Poi, Sinibaldi rivolto a Pamuk: “Lei ha più volte detto che si scrive per diventare felici, per sfuggire all’infelicità.” Poi, rivolto al pubblico, ha detto che in vari testi Pamuk ha inserito due parole: Letteratura e Felicità anche nel discorso che ha pronunciato ricevendo il premio Nobel. “Eppure – ha aggiunto Sinibaldi – chi ha letto Istanbul credo non possa dimenticare quello straordinario incontro – non so come definirlo – che il piccolo, giovane Pamuk, poco più di un bambino, molto felice, ebbe con quattro scrittori… penso che siano i quattro scrittori più importanti e più vicini a lui nella Istanbul nella quale era cresciuto… e che non so se proprio ‘ufficialmente’ si chiamassero ‘i quattro scrittori tristi’… Cioè se fosse il nome di una corrente… e uno di questi era soprannominato Kirkpil, cioè l’Infelice come ‘nome d’arte’…”

Poi, rivolto a Pamuk Sinibaldi ha chiesto: “Per lei, ma anche per un lettore, che tipo di rapporto c’è tra Felicità e Lettura e tra Felicità e Letteratura ?

La risposta di Pamuk: “Diciamo che scrivo per essere felice. Il mio obiettivo è quello di essere felice. E’ il mio spirito che lo chiede. Per raggiungere la felicità ho bisogno di scrivere da solo, di trovarmi solo in una stanza. E’ così che ho scritto Istanbul. Non importa dove mi trovi, a Istanbul o in qualsiasi altro luogo…. Quando scrivo devo essere solo. Almeno per un certo tempo della mia giornata … Altre persone, magari, hanno bisogno di prendersi una pillola, di farsi una dose di droga… Per me, invece, la Letteratura è come una medicina: ogni giorno ho bisogno della Letteratura e ho bisogno sia di scrivere sia di leggere in un angolo pacifico del mondo.

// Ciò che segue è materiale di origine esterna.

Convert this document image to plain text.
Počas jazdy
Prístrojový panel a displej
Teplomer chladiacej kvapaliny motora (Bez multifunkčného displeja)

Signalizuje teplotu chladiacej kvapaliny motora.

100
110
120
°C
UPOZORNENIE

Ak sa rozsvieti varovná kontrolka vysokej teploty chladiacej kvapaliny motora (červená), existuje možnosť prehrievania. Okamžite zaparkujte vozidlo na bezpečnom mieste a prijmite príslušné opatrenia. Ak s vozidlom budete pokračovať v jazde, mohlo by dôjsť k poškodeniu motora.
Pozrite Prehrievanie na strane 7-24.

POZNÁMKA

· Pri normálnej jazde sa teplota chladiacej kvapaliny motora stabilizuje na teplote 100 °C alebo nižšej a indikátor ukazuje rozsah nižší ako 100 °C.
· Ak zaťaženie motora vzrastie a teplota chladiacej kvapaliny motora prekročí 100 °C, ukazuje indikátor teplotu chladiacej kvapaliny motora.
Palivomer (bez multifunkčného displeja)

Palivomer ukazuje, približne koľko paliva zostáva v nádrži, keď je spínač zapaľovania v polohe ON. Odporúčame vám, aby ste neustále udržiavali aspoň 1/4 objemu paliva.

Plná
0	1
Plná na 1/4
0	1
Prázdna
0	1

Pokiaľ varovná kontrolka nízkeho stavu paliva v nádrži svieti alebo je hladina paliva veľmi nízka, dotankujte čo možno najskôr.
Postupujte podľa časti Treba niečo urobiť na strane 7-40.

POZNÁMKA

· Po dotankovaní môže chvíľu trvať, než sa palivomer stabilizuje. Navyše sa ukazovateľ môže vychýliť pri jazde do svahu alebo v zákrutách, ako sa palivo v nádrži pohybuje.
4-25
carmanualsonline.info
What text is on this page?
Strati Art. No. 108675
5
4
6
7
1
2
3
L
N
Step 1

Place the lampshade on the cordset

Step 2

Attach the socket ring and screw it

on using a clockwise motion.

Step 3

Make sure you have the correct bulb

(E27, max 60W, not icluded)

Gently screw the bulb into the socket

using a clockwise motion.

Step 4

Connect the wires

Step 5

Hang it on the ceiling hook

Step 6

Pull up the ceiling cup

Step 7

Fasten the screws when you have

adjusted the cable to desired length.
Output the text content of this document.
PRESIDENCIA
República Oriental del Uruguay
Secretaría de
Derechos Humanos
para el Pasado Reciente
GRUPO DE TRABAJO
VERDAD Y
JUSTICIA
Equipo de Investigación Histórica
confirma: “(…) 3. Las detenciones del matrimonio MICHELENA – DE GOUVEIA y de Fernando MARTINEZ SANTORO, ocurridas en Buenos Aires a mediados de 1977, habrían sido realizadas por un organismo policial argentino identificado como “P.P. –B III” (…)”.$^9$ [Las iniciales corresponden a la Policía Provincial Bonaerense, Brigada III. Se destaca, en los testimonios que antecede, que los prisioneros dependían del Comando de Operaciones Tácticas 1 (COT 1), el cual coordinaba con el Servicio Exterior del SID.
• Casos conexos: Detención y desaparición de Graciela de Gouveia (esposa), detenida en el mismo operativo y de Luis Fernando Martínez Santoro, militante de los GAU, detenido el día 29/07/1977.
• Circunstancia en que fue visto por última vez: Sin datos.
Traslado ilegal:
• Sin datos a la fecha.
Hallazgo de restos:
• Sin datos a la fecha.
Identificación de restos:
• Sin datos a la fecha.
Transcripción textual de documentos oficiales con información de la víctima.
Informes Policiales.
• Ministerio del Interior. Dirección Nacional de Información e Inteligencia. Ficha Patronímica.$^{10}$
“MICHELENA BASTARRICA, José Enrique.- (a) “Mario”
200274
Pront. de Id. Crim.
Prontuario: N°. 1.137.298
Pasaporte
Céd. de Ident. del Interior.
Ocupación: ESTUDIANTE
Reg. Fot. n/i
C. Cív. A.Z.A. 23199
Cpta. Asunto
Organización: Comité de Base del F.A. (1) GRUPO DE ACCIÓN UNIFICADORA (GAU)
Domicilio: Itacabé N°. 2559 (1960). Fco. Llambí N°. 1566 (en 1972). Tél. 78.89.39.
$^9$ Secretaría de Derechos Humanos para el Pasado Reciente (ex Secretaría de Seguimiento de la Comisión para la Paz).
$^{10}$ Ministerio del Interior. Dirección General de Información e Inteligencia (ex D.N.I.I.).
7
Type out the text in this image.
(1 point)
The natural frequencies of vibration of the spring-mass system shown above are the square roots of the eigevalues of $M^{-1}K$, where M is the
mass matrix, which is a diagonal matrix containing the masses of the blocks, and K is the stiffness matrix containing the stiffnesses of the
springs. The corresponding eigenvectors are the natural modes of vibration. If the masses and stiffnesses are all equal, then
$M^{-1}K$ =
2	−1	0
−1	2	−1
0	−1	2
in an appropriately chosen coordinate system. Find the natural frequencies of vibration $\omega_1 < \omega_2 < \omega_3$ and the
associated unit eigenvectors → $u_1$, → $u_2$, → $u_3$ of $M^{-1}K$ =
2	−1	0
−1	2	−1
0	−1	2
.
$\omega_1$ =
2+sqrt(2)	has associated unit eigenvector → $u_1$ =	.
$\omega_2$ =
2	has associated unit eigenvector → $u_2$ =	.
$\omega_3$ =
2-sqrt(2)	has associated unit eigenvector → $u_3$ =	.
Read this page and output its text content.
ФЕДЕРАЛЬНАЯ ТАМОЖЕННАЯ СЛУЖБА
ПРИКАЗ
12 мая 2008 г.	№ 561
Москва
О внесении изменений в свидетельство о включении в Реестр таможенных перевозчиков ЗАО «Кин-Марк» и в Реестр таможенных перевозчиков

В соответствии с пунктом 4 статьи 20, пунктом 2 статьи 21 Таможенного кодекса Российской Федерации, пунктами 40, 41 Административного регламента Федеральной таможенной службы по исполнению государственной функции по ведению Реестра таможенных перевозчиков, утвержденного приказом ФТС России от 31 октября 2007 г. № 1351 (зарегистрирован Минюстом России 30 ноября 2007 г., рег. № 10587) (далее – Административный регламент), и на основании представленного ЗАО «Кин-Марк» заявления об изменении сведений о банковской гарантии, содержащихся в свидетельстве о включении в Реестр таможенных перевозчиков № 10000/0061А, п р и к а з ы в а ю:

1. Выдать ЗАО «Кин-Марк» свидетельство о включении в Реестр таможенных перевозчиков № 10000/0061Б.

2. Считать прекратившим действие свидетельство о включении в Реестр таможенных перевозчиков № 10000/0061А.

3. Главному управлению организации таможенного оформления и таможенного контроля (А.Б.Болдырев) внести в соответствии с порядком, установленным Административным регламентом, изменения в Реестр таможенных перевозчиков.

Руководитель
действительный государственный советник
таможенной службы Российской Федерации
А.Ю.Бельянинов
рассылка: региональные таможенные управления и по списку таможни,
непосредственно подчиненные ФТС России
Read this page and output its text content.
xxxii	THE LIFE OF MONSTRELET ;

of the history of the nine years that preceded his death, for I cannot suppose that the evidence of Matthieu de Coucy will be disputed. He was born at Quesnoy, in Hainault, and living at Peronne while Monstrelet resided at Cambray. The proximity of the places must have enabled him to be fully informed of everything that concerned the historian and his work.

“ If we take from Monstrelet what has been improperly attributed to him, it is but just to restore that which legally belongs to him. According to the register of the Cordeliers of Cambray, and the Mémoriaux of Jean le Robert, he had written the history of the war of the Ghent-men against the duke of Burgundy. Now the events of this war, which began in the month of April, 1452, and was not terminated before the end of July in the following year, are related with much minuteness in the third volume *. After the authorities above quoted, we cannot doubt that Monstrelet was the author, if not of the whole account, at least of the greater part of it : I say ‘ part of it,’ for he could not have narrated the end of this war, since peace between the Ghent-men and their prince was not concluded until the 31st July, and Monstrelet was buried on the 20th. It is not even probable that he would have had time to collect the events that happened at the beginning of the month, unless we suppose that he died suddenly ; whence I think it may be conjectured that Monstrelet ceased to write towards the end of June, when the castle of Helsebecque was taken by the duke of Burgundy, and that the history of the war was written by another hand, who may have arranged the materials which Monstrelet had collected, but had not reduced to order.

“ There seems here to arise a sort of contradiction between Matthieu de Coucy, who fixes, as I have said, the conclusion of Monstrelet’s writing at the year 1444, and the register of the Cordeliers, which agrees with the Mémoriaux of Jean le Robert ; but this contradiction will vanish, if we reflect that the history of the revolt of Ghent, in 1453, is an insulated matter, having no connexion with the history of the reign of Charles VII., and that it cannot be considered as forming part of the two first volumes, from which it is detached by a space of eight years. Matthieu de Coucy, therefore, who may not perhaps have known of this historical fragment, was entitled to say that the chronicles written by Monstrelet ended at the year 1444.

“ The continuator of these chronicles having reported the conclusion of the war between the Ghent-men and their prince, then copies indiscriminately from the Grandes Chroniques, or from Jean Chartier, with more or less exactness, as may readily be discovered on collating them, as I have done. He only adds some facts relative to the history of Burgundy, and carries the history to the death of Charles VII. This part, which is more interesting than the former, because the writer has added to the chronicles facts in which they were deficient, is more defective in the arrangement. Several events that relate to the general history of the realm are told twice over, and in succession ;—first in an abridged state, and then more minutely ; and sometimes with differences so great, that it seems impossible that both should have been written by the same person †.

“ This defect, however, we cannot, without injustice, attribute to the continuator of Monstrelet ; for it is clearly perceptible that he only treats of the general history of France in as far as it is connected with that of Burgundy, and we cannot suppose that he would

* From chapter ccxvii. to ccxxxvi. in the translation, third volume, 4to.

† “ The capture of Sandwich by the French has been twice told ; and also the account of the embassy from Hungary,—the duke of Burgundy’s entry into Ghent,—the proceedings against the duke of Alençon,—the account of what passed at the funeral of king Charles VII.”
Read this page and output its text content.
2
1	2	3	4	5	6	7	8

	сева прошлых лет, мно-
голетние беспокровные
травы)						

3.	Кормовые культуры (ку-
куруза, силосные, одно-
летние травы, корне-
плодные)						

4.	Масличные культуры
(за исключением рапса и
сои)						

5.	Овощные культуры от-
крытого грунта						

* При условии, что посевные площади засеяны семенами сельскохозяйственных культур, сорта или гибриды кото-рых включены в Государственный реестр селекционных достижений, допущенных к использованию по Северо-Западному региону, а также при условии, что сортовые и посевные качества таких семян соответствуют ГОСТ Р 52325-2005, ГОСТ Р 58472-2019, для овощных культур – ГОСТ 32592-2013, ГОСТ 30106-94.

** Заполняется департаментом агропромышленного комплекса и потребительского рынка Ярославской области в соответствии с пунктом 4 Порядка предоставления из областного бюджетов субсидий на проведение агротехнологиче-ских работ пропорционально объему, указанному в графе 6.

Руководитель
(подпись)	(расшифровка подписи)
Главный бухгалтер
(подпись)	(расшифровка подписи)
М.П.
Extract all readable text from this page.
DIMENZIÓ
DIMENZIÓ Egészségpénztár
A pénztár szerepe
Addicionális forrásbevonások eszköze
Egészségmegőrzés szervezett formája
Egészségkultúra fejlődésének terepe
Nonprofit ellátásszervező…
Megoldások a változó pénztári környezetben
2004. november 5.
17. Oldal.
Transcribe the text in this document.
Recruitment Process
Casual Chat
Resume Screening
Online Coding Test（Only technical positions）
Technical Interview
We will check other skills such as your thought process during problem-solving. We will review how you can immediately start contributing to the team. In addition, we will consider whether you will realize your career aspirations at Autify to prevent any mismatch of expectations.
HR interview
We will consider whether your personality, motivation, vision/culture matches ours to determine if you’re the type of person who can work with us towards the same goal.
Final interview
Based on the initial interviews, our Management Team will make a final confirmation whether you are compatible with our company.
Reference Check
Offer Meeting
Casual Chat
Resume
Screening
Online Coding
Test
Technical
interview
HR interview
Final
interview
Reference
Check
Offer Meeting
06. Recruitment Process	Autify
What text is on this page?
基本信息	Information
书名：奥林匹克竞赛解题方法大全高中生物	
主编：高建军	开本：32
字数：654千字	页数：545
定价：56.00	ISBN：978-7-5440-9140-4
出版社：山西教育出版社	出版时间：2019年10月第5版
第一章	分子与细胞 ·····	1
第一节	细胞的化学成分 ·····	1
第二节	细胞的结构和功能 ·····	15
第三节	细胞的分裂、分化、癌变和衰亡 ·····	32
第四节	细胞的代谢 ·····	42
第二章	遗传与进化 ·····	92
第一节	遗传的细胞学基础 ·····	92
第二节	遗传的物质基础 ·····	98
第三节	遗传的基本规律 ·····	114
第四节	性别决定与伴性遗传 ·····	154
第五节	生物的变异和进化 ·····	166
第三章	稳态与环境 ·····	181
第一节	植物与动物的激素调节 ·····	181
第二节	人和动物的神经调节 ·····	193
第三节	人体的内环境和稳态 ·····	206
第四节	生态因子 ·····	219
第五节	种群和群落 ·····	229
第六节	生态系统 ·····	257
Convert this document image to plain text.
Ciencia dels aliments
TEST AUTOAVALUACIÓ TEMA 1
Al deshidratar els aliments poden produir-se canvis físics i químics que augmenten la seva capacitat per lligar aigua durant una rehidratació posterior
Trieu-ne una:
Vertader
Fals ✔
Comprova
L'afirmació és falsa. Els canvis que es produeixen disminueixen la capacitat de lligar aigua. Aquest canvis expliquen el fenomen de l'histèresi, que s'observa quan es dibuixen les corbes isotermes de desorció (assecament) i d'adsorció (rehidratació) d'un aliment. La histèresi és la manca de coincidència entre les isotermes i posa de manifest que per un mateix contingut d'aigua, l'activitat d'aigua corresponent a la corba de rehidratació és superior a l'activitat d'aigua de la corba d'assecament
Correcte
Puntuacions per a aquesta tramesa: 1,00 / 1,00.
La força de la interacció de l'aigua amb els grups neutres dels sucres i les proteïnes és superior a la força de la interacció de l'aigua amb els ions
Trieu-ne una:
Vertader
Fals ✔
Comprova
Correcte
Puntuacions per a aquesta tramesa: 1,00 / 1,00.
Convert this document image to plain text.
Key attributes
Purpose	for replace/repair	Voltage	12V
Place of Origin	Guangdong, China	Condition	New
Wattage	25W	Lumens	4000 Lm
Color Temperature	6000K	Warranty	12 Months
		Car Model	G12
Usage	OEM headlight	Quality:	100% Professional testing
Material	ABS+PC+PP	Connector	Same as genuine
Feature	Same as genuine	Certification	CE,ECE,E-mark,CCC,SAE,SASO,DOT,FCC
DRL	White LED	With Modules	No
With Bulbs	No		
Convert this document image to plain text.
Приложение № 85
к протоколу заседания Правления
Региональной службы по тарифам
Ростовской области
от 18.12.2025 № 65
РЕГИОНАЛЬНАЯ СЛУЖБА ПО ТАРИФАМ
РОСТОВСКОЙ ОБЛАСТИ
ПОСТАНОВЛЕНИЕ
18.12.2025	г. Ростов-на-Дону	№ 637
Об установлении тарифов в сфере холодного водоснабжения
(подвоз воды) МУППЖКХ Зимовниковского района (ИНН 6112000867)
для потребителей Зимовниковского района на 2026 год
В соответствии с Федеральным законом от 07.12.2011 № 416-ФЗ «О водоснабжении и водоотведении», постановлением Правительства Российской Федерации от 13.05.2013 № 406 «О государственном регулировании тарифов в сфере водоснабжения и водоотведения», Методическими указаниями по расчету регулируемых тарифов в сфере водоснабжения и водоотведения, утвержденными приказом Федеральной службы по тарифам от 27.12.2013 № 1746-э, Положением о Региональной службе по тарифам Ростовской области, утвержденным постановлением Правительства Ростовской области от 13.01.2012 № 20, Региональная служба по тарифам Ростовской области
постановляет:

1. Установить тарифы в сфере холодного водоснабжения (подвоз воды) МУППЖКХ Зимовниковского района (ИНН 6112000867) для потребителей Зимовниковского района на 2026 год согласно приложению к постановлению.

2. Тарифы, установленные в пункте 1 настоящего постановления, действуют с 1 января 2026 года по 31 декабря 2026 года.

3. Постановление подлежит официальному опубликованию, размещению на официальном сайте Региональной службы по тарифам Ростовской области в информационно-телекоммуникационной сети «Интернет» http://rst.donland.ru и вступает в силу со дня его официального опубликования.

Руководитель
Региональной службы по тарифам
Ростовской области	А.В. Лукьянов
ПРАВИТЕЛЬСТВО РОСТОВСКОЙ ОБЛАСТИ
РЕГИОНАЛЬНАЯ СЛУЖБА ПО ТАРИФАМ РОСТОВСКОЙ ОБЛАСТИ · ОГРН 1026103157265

Leggo e scrivo non solo per raggiungere il successo – certo anche questo fa parte del tutto – ma il mio primo impulso, quello che mi spinge verso la scrittura, è proprio di stare da solo in una stanza, con la carta e con la penna, e sentire la responsabilità di questa libertà che a volte può essere pericolosa, altre volte, molto attraente.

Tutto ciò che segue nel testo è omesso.